" More than eight in ten Americans between the ages of 16 and 29 read a book in the past year, and six in ten used their local public library. At the youngest end of the spectrum, high schoolers in their late teens (ages 16-17) and college-aged young adults (ages 18-24) are especially likely to have read a book or used the library in the past 12 months. And although their library usage patterns may often be influenced by the requirements of school assignments, their interest in the possibilities of mobile technology may also point the way toward opportunities of further engagement with libraries later in life."
As to the preference for e-readers and libraries the researchers reported,
"We found that [younger people are] very interested in the idea of preloaded e-readers — being able to check out an e-reader at a library that already has some popular titles on it. And a lot of libraries are really looking at how they can engage with this younger age group, especially with Americans in their teens and early 20s. And so a lot of libraries are looking at ways to sort of give them their own space in the libraries, have activities just for them. Some libraries even have diner-style booths for the teens where they can just socialize and hang out, and so that they can think of the library as a space of their own."
You have to go no further than the new Miller Library to see how the HoCo Library has designed spaces for young people.
I know I sound like a broken record sometimes on some programs in our area and have blogged before on the Library's A+ Partners in Education program. Tonight at 5 pm at the Miller Library is the celebration of the success of the programs this year. The program is a partnership is a comprehensive partnership between and among the Library, HoCo Schools, and HoCo Community College. This once again shows that the HoCo Library is much more than just a place to browse for books. The Library's website gives the following descriptions of the Partnership programs:
1) Battle of the Books gets fifth grade students excited about reading. A lively academic competition, Battle of the Books improves reading comprehension, builds vocabulary, and teaches teamwork and good sportsmanship.
Teams of five students and one adult coach each read the same 16 pre-determined books. Selected by HCLS instructors and HCPSS media specialists, titles include a wide range of reading levels and subjects. Thanks to generous sponsors, all teams receive a set of books. In addition, copies of each year's titles are available for borrowing at Howard County Library System.
2) Howard County Spelling Bee is a countywide bee for students in grades four through eight. The HCLS Spelling Bee is registered with Scripps National as an official regional bee. The winners of individual school bees held in the fall and winter compete in the HCLS Spelling Bee in March. The champion advances to the National Spelling Bee in Washington, DC.
The HCLS Spelling Bee is sponsored by BB&T and the Friends of Howard County Library, and organized under the rules of the Scripps National Spelling Bee.
3) The Rube Goldberg Challenge.
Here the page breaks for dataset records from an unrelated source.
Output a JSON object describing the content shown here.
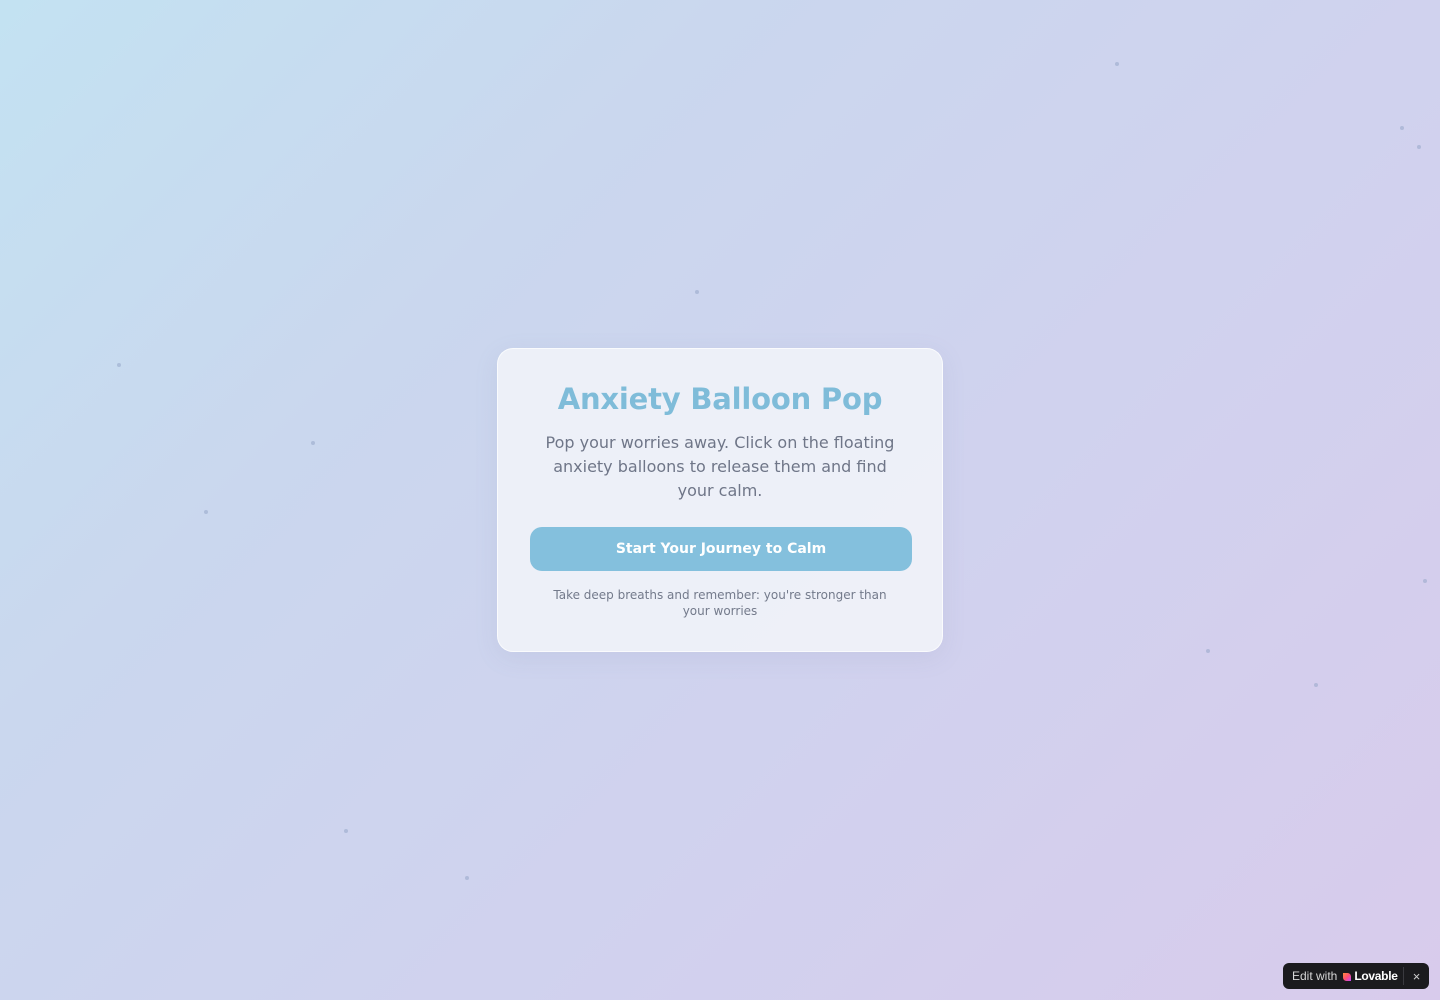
{
  "card": {
    "title": "Anxiety Balloon Pop",
    "subtitle": "Pop your worries away. Click on the floating anxiety balloons to release them and find your calm.",
    "start_button_label": "Start Your Journey to Calm",
    "footnote": "Take deep breaths and remember: you're stronger than your worries"
  },
  "badge": {
    "prefix": "Edit with",
    "brand": "Lovable",
    "close_label": "×",
    "heart_icon": "heart-icon",
    "close_icon": "close-icon"
  },
  "colors": {
    "title": "#7fbcd9",
    "button": "#84c0dd",
    "brand_heart": "#ff5a6e"
  }
}
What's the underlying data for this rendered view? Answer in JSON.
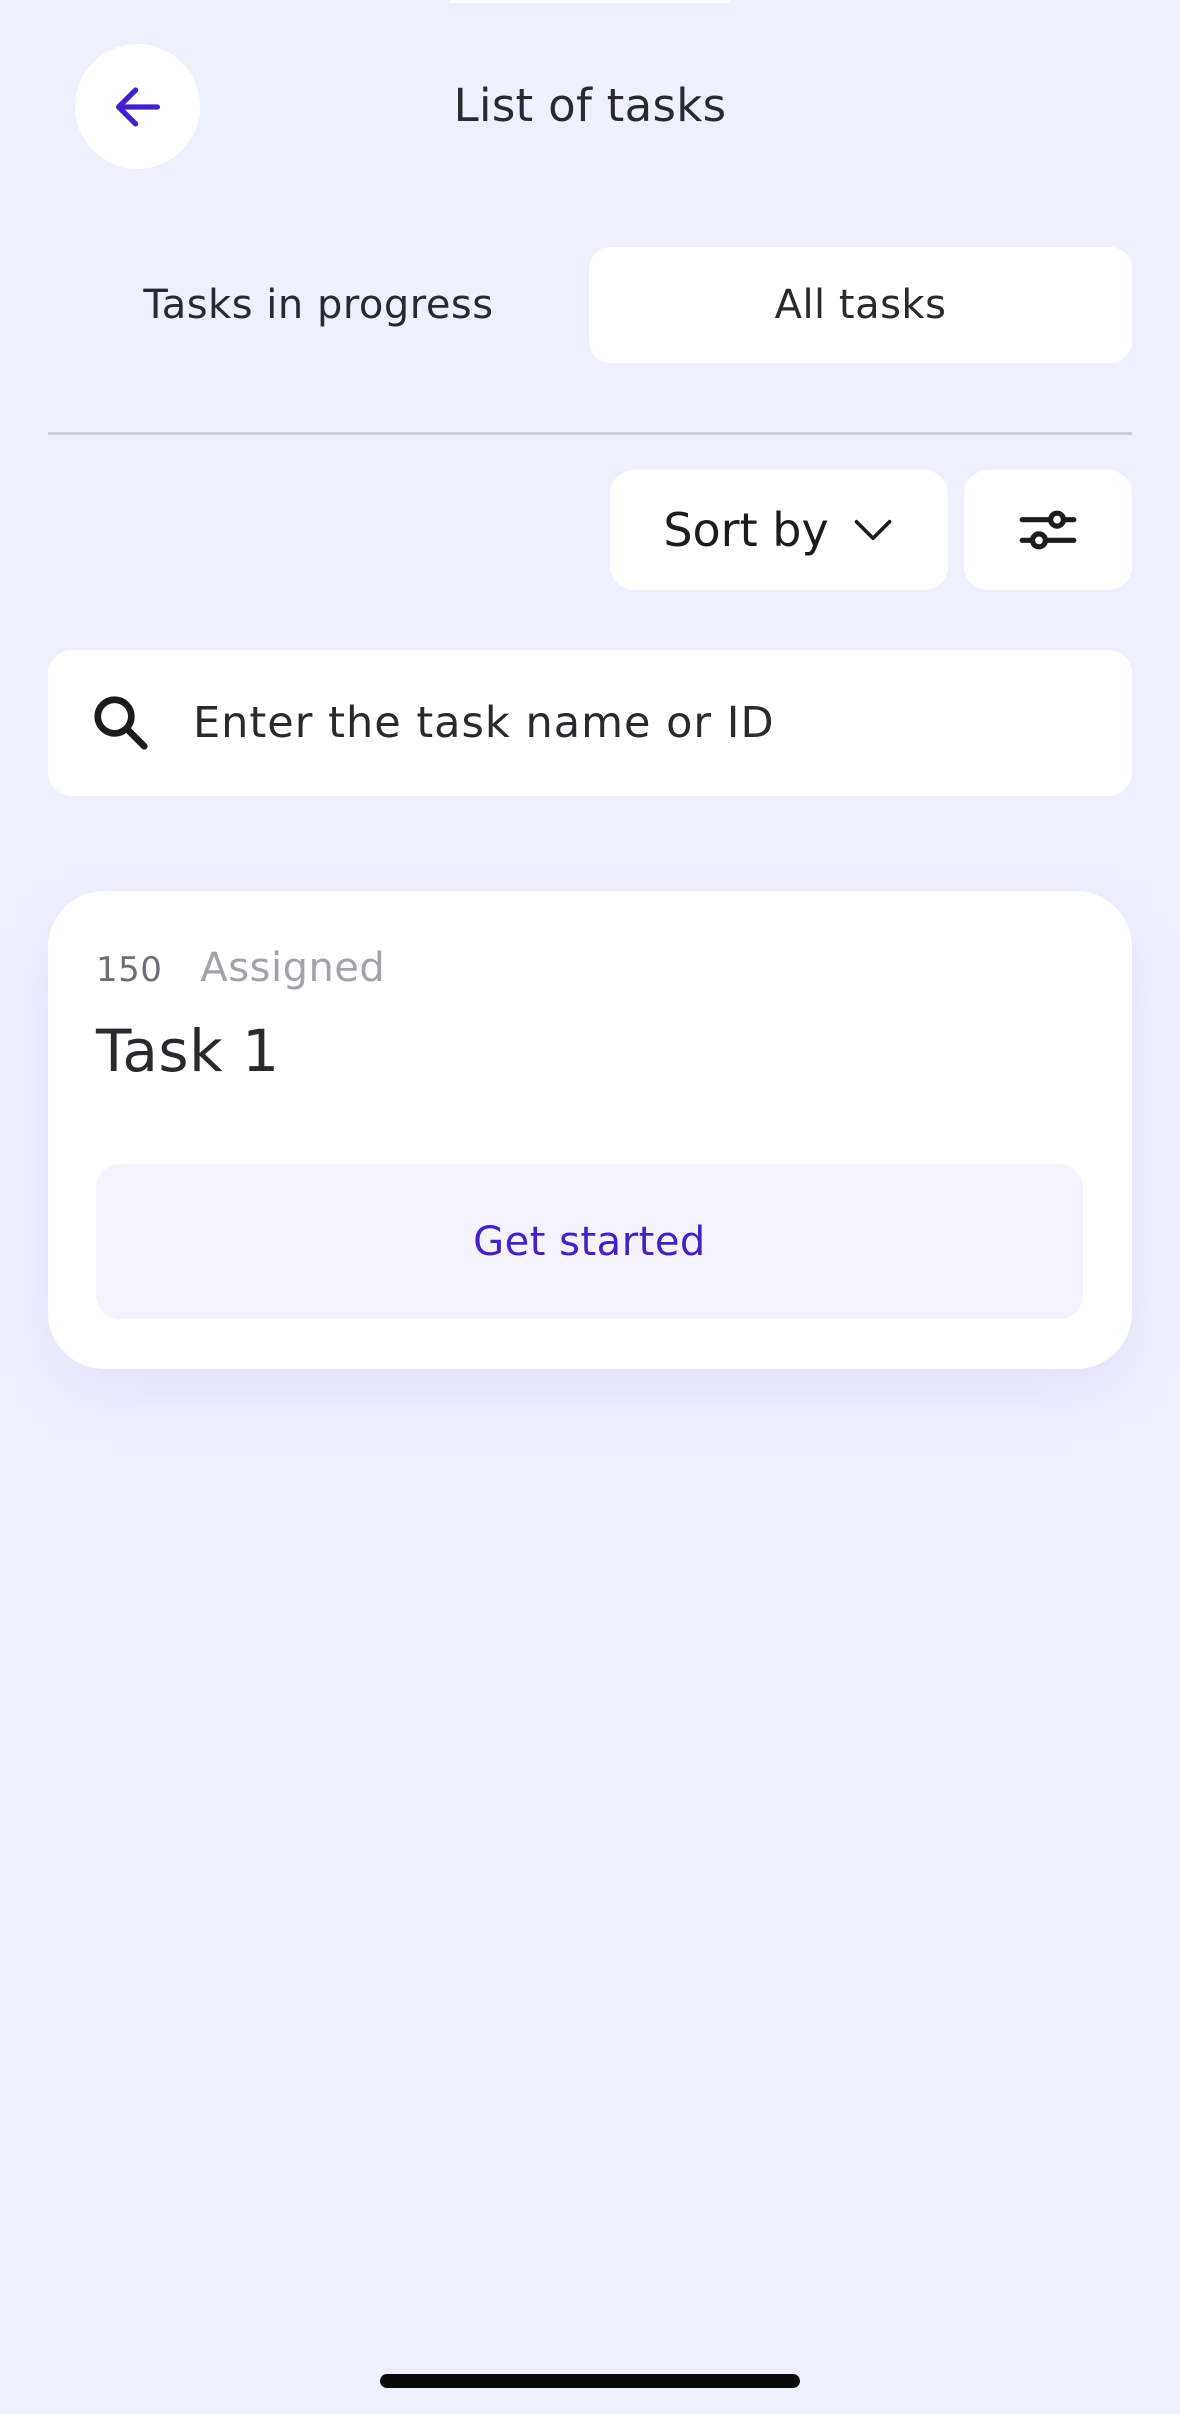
{
  "header": {
    "title": "List of tasks",
    "back_icon": "arrow-left-icon",
    "accent_color": "#4420C8"
  },
  "tabs": [
    {
      "label": "Tasks in progress",
      "selected": false
    },
    {
      "label": "All tasks",
      "selected": true
    }
  ],
  "toolbar": {
    "sort_label": "Sort by",
    "sort_icon": "chevron-down-icon",
    "filter_icon": "sliders-icon"
  },
  "search": {
    "placeholder": "Enter the task name or ID",
    "value": "",
    "icon": "search-icon"
  },
  "tasks": [
    {
      "id": "150",
      "status": "Assigned",
      "name": "Task 1",
      "action_label": "Get started"
    }
  ],
  "colors": {
    "background": "#EFF0FE",
    "surface": "#FFFFFF",
    "accent": "#4420C8",
    "action_background": "#F5F3FE"
  }
}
Named after the Pulitzer Prize winning cartoonist, sculptor, and author, the contest is offered to school teams comprised of fourth and fifth grade Howard County students. The students transform everyday materials into a wacky innovative machine that accomplishes the given task. However, instead of just "solving" the problem, students are charged with making the solution as complicated and convoluted as possible. By designing and building the machine, students incorporate science, technology, engineering, and math (STEM) concepts into their creations. Simple machine classes will be taught at HCLS branches during the school year.
4) Sherlock Holmes contest in partnership with Watson’s Tin Box of Ellicott City and Howard County Public Schools, conducts an annual Sherlock Holmes Essay Contest for all Howard County public, private, and home-schooled seventh grade students.
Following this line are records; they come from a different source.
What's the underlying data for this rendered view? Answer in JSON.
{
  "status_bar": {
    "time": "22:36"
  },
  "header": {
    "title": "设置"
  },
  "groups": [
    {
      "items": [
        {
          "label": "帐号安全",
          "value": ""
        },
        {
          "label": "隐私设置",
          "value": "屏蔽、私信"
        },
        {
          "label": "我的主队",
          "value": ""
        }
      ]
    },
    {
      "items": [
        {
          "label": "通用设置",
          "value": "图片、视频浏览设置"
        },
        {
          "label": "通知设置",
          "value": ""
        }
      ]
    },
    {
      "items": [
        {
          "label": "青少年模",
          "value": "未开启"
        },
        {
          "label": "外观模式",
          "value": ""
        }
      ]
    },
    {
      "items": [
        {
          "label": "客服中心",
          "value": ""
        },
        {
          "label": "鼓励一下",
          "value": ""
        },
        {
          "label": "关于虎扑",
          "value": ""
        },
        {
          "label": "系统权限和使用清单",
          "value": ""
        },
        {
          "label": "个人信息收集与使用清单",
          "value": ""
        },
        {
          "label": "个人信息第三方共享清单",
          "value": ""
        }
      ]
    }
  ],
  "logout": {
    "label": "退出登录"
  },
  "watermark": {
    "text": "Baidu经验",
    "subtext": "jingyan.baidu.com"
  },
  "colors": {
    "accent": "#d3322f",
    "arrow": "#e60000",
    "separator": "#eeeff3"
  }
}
Students are asked to read the Sherlock Holmes short story, The Adventure of the Speckled Band, and write a five-paragraph analytical essay according to the rules and guidelines of the contest. Students may download a booklet that includes the story, pre-reading activities, a glossary of British terms, specific essay questions, the rubric which will be used in judging the essays and a contest entry form.
5) The Summer Reading Club is a program to encourage summer reading for children and adults of all ages. Interesting books for each age are selected for fun and prizes.
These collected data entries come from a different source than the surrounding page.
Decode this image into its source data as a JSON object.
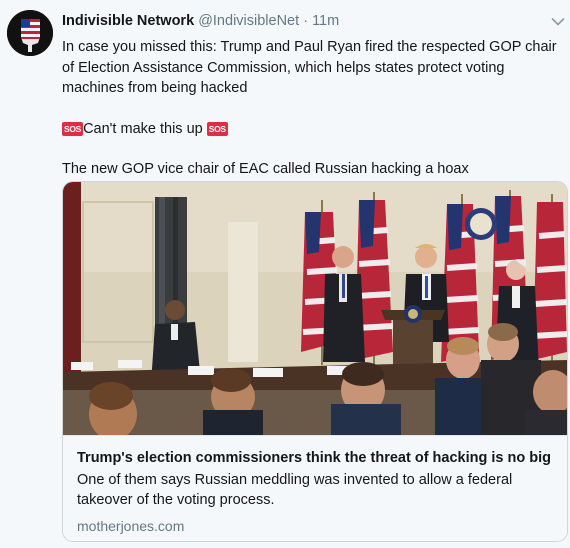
{
  "tweet": {
    "name": "Indivisible Network",
    "handle": "@IndivisibleNet",
    "dot": "·",
    "time": "11m",
    "text_1": "In case you missed this: Trump and Paul Ryan fired the respected GOP chair of Election Assistance Commission, which helps states protect voting machines from being hacked",
    "sos_label": "SOS",
    "text_2": "Can't make this up",
    "text_3": "The new GOP vice chair of EAC called Russian hacking a hoax",
    "menu_icon": "chevron-down-icon"
  },
  "card": {
    "title": "Trump's election commissioners think the threat of hacking is no big ...",
    "description": "One of them says Russian meddling was invented to allow a federal takeover of the voting process.",
    "domain": "motherjones.com"
  },
  "colors": {
    "background": "#f5f8fa",
    "text": "#14171a",
    "muted": "#657786",
    "sos_badge": "#dd2e44",
    "border": "#ccd6dd"
  }
}
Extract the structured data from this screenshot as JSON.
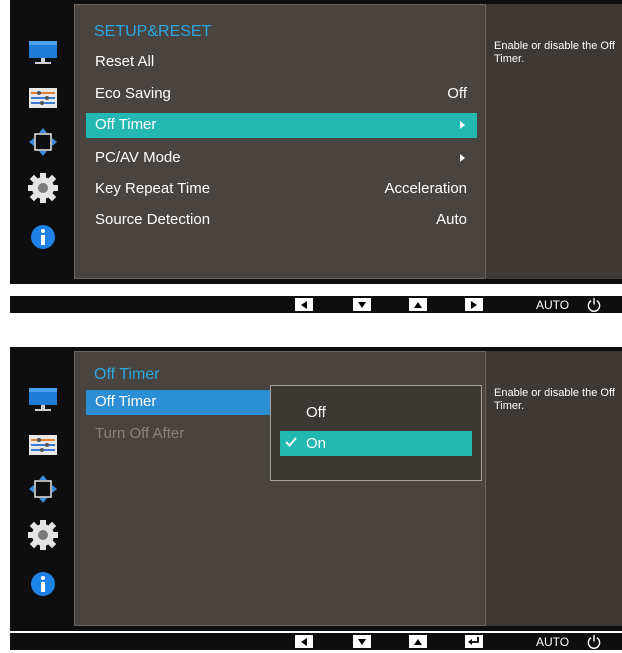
{
  "screen1": {
    "title": "SETUP&RESET",
    "items": [
      {
        "label": "Reset All",
        "value": ""
      },
      {
        "label": "Eco Saving",
        "value": "Off"
      },
      {
        "label": "Off Timer",
        "value": ""
      },
      {
        "label": "PC/AV Mode",
        "value": ""
      },
      {
        "label": "Key Repeat Time",
        "value": "Acceleration"
      },
      {
        "label": "Source Detection",
        "value": "Auto"
      }
    ],
    "description": "Enable or disable the Off Timer."
  },
  "screen2": {
    "title": "Off Timer",
    "items": [
      {
        "label": "Off Timer"
      },
      {
        "label": "Turn Off After"
      }
    ],
    "popup": {
      "options": [
        "Off",
        "On"
      ],
      "selected": "On"
    },
    "description": "Enable or disable the Off Timer."
  },
  "nav": {
    "auto_label": "AUTO"
  },
  "colors": {
    "highlight": "#24b8b2",
    "title_blue": "#2ca8e0",
    "panel": "#4a4440",
    "selected_blue": "#2c8fd6"
  },
  "icons": [
    "monitor-icon",
    "picture-settings-icon",
    "position-size-icon",
    "setup-gear-icon",
    "information-icon"
  ]
}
6) Teen Time runs Monday – Thursday from 2:30-5:30 pm during the school year. The daily schedule includes a transition period, which allows students to unwind from school and talk about their day. HCLS instructors next assist students with their homework, which is followed by enrichment activities. While centering on academic enrichment, Teen Time focuses on a variety of additional components, which involves guest speakers, art contests, and poetry slams.